I myself am a Hoosier by accident of my birth. The landscape is something special, despite my constant refrain that we’ve got no elevation change. The forests we haven’t surrender to the lumber industry are beautiful. There’s a special joy that comes with watching the horizon slowly disappear between a growing wave of corn, and a larger one that comes with doing 80 down a narrow country road once fall has come, the corn is gone, and visibility has returned.
The people, unfortunately, are a mixed bag I hate to say. Like anywhere, Indiana is full of both good and bad people. And like most places in fly-over country, it’s administered by some of the worst humanity has to offer up. Unfortunately that foulness doesn’t stay in the capital. A fish rots from the head down, as they say. As such, Indiana is not a kind place to grow up different, and whew boy, did I ever manage that. At any rate, it’s safe to say I have a complicated relationship with my home and the people in it.
However, whenever I get particularly angry about my kin and them falling short of what they could be, I think about one of the best we ever produced, Mr. Vonnegut. While there have been many words written on his generous nature, on his beliefs and their complexity, I think he gave a fine summation of them in “God Bless You, Mr. Rosewater”: God damn it, you’ve got to be kind.
There were, I’m sure, a great many things driving that belief. Chief among them was a fundamental interest in human beings and the absurd business of being alive. When I am angriest at my fellow Hoosiers, it is because they’ve stopped taking an interest in the world around them, or worse, the people traveling through it beside them. If, as the man said, god damn it you have to be kind, I don’t see how you get there without curiosity. We will never know, truly, what goes on in another person’s head, and that is a shame. Still, if we want even a hope to have some approximation, we have to be curious about one another. I suspect that this was at the heart of Vonnegut’s farting around, drifting through the world with no greater purpose than watching people at the messy business of being alive, although what greater purpose is there really? It’s in that spirit that I relate the following story:
A little while ago, I was enjoying afternoon coffee with an eclectic assortment of people. A Dane, a Frenchman, a Swede, an Iranian, a German, and a Hoosier all walk into a bar if you’ll allow it. We were talking about our work and the weather and the subject of home and differences between places came up. We got on to the topic of packaging, and in particular, the correct way to package yogurt.
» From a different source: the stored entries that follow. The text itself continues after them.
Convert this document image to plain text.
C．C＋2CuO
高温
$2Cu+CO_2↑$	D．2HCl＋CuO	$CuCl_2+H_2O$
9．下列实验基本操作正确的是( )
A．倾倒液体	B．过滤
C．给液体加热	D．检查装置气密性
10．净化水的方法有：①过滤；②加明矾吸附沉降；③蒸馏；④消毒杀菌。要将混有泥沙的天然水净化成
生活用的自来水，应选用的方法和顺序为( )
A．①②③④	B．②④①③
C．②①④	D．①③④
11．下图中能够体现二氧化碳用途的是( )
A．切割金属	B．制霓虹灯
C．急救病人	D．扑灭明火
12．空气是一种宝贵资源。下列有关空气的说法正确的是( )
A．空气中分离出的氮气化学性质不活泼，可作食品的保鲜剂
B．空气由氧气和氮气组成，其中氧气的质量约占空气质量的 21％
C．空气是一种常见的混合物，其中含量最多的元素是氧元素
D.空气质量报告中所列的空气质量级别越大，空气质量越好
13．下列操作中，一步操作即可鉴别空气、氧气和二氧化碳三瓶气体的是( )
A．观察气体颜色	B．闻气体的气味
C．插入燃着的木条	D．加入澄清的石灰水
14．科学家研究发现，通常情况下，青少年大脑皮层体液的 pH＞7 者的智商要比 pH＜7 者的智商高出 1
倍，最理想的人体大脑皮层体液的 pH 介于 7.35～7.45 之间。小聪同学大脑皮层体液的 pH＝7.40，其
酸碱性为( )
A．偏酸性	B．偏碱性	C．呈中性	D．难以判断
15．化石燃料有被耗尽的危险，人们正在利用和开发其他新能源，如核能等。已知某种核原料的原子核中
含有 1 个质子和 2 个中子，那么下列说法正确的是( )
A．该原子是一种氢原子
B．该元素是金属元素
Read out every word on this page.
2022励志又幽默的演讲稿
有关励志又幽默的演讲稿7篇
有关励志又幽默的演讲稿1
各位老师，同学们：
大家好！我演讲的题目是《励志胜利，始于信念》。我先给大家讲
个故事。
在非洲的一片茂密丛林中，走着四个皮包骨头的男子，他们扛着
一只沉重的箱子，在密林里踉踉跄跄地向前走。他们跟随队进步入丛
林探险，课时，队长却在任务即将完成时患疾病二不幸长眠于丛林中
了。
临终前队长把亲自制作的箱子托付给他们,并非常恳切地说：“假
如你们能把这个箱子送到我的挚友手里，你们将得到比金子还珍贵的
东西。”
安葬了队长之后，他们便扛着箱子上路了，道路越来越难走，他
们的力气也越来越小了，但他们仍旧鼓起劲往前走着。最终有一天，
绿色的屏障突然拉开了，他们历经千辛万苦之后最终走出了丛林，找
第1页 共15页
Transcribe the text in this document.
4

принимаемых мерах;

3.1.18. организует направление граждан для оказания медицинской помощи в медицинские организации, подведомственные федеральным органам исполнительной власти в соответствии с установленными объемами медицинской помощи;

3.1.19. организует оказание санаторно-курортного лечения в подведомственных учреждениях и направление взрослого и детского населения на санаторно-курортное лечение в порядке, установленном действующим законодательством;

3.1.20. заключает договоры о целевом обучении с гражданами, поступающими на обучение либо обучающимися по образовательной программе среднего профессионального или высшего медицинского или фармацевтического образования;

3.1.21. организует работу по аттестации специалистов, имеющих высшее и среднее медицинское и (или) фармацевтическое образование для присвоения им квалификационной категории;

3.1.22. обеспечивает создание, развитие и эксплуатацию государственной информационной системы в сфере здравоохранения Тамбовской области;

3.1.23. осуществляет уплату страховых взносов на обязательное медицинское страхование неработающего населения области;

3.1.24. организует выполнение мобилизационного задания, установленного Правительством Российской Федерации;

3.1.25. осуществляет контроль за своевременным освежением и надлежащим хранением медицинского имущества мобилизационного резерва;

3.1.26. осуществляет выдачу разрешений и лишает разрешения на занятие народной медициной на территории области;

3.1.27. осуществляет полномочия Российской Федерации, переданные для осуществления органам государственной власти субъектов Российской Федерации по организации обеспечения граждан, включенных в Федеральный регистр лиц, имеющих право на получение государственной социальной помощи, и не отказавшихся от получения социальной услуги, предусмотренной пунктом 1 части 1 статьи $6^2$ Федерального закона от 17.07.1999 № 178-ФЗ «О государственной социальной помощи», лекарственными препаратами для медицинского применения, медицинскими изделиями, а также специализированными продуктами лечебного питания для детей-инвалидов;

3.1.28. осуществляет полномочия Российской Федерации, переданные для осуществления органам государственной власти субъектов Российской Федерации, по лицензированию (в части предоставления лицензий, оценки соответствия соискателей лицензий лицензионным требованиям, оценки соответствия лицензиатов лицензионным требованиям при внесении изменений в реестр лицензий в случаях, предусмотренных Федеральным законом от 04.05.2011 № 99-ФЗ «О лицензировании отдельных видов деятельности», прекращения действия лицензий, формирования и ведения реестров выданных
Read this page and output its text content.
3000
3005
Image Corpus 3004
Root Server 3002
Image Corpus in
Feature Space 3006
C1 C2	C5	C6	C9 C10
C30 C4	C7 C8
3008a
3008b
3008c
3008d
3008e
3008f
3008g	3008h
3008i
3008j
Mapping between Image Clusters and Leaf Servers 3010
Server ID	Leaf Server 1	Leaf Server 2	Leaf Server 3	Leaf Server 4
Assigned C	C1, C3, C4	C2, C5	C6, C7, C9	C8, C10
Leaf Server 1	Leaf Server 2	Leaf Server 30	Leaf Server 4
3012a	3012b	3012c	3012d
The correct way to do it is in a tub, in case you were wondering. As we were espousing the virtues of tub-based-yogurt-packaging to the Swede who has predominantly experienced it in cartons, the Iranian pointed out that the lid-yogurt is somehow better than the tub-yogurt. There is something particularly joyful in a little scrap of food that isn’t quite where it should be in the package that comes home from the grocery store. It’s not as wet, or it has a little less milk flavor and a little more yogurt flavor, or whatever it is. It is small, and it is different, and it is special, and that makes it a joy.
And do you know what? Six people from six different countries all simultaneously agreed that yes, this is a common human experience and that the man was right and that it was a good thing to point out. For a brief moment, nearly half a dozen diaspora were home again, not where they were from, but where they were. And if that isn’t nice, I don’t know what is.